Chris Langton's and Thomas Ray's chapters give inspiring and impassioned accounts of progress in v-life, a field to which they are active contributors. They describe their remarkable simulations of little virtual creatures that feed, mate, compete, mutate and reproduce for generation after generation. But Langton and Ray insist that it cannot be ruled out that these computational creatures are really alive.

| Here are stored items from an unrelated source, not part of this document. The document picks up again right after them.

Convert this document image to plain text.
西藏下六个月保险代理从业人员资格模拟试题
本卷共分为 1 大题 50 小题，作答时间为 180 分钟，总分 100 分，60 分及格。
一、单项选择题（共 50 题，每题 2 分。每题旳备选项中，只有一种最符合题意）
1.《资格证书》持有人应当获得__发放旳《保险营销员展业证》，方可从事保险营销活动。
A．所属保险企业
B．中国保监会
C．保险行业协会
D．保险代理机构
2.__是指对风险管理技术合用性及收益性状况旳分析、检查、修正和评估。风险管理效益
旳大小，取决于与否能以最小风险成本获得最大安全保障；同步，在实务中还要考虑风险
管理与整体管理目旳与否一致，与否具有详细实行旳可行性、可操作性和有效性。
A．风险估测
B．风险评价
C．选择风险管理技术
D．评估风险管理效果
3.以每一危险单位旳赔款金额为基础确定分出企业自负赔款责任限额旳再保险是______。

Now it is conceivable that the real scenario for life will be like the fantasy scenario for flight, in that v-life manages to discover the vital principles more quickly than s-life does. Will that also serve to quicken its virtual creatures? Philosopher Elliot Sober's Chapter gives the same negative answer that is implicit in my little allegory about flight. And philosopher Maggie Boden, a seasoned exegete of artificial intelligence, does an admirable job of integrating the diverse views of her contributors. But otherwise I must say that one learns considerably less from the chapters by philosophers than from those by the nonphilosophers: The philosophers tell us about Aristotle's views on life, which are interesting although their relevance is unclear; even less edifying are the views of Spencer and Dewey on life. Some of the contemporary philosophers venture their own views on life, but one does feel that these are fussy and ad hoc and very much following rather than leading the thought on the subject. And the three chapters in which nonphilosophers philosophise are both speculative and vague, one invoking Heidegger, one Ernst Nagel, and the third passing the buck to quantum mechanics.

There is also a chapter on something even more immaterial than virtual life: possible life (p-life, of which real life is merely a subset) and the very general constraints on it that are suggested by the theoretical work of Stuart Kauffman on complexity, order and evolution. A refreshing breath of real life is felt in the short and only chapter on what we might call "n-life" in this context: Biologist John Maynard Smith reminds us that studying natural selection and real organisms may still reveal more than a-life, whether synthetic or virtual. Then biologist David McFarland turns this admonition on its head, suggesting that real organisms may be better understood as cost-based robots.

All in all, the topic is fascinating and the volume thought-provoking. It leaves one eager to hear who will ultimately win in this game of reverse-engineering life: the computationalists, the roboticists or the naturalists.